We arrived in Paraguay for a holiday on a Friday morning after a four hours flight. Streets were crowded, and buses were packed with people going to work and school. We had to go through the outskirts of the city to get to the growing suburb of San Lorenzo. This is where my cousin and my host resided. It was a forty minutes drive in a vehicle carrying seven passengers and the luggage. We stopped at my host’s house just briefly to freshen up.

We then kicked off and after driving for an hour or so we stopped for breakfast at Restaurant Parador, a roadside combination grocery store, and restaurant in the town of Paraguari. It’s a buffet style with food already cooked. I didn’t like the look of the fried eggs, so I opted for an empanada con Pollo, which essentially was a fried chicken sandwich on a roll, and a cup of delicious creamy hot chocolate. This was a little different from the empanadas I’m familiar with, a pastry filled with meat.

I was so much interested in learning the great history of Paraguay for the whole week that I spent, I learned that Paraguay is one of the best-kept travel secrets on the South American continent. Landlocked between Brazil, Bolivia, and Argentina, it is sometimes called El Corazon de America, the Heart of America, because of it’s central location on the South American continent.
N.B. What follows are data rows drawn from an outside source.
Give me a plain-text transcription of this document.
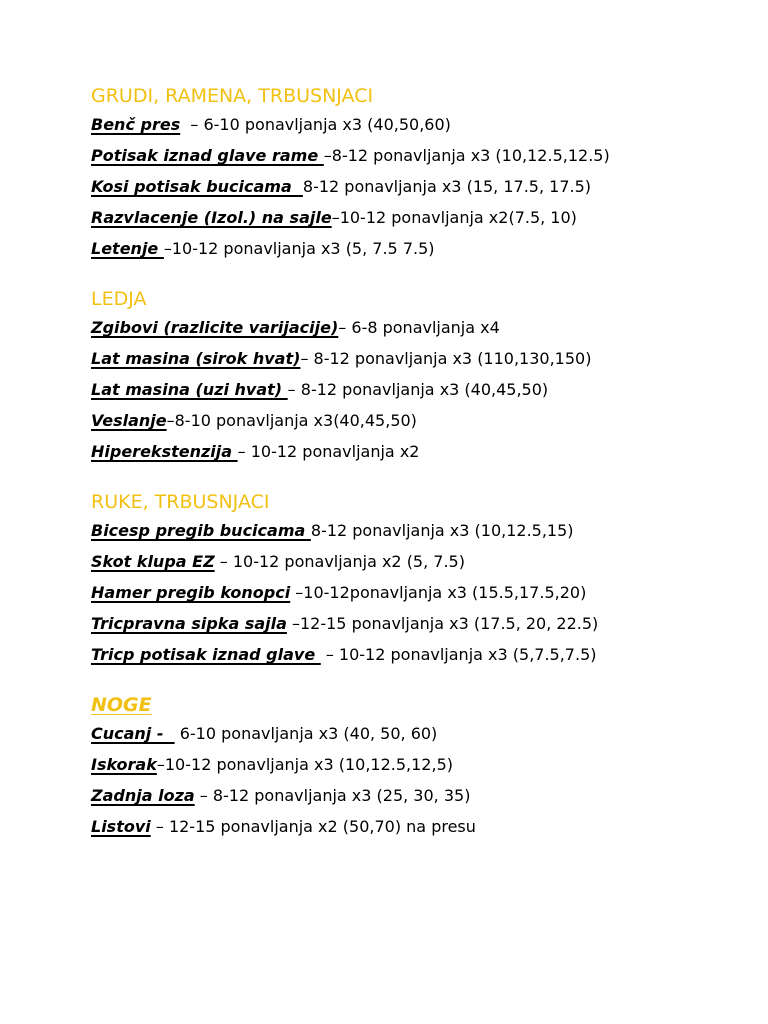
GRUDI, RAMENA, TRBUSNJACI
Benč pres  – 6-10 ponavljanja x3 (40,50,60)
Potisak iznad glave rame –8-12 ponavljanja x3 (10,12.5,12.5)
Kosi potisak bucicama  8-12 ponavljanja x3 (15, 17.5, 17.5)
Razvlacenje (Izol.) na sajle–10-12 ponavljanja x2(7.5, 10)
Letenje –10-12 ponavljanja x3 (5, 7.5 7.5)
LEDJA
Zgibovi (razlicite varijacije)– 6-8 ponavljanja x4
Lat masina (sirok hvat)– 8-12 ponavljanja x3 (110,130,150)
Lat masina (uzi hvat) – 8-12 ponavljanja x3 (40,45,50)
Veslanje–8-10 ponavljanja x3(40,45,50)
Hiperekstenzija – 10-12 ponavljanja x2
RUKE, TRBUSNJACI
Bicesp pregib bucicama 8-12 ponavljanja x3 (10,12.5,15)
Skot klupa EZ – 10-12 ponavljanja x2 (5, 7.5)
Hamer pregib konopci –10-12ponavljanja x3 (15.5,17.5,20)
Tricpravna sipka sajla –12-15 ponavljanja x3 (17.5, 20, 22.5)
Tricp potisak iznad glave  – 10-12 ponavljanja x3 (5,7.5,7.5)
NOGE
Cucanj -   6-10 ponavljanja x3 (40, 50, 60)
Iskorak–10-12 ponavljanja x3 (10,12.5,12,5)
Zadnja loza – 8-12 ponavljanja x3 (25, 30, 35)
Listovi – 12-15 ponavljanja x2 (50,70) na presu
It is divided by the Paraguay River into Eastern Paraguay and Western Paraguay. 90% of Paraguay’s population reside in Eastern Paraguay, also known as Parana. Western Paraguay, or El Chaco, is home to some of the most diverse flora and fauna in the world.

ParaguayMost of the population of in Paraguay is mestizo, or mixed Amerindian and European. While Spanish is the predominant culture, Paraguay’s population blends in influences from German and Italian immigrants who helped repopulate the country after the devastating Triple Alliance War of 1870 eliminated two-thirds of the adult male population of Paraguay. Estimates place indigenous people groups between 1.7 and 5 percent of the population. Spanish and Guarani, the language of the area’s Amerindians, are both official languages in Paraguay. About 80% of the population speak both, often blending the two together in the local dialect known as Jopara. Additionally, some ethnic groups have maintained their native languages, notably German and Portuguese.

Paraguay is one of the least densely populated countries in South America. Most of the population of Paraguay is centered on the city of Asuncion, Paraguay’s capital and largest city. The Gran Chaco region, which accounts for 60% of the territory in Paraguay, is home to less than 2% of the country’s population. The Chaco region is home to 17 German Mennonite colonies. Most of the region, however, sparsely populated, and is home to some of the greatest biodiversity on the planet, featuring Jaguar, crocodilians, puma, giant anteater, over 500 species of birds, and over 200 species of reptiles and amphibians. The region contains the largest dry forest in South America and ranges from tropical to subtropical. In addition to the forest, the region boasts savannas, marshes, swamps, scrublands, and salt flats.

Popular music and dance in Paraguay include a distinctive form of polka that adds polyrhythms to the traditional European form. The bottle dance, in which a dancer spins a bottle overhead, is also popular. Most traditional music is played on the Spanish guitar and the harp.A holiday is incomplete visiting Paraguay.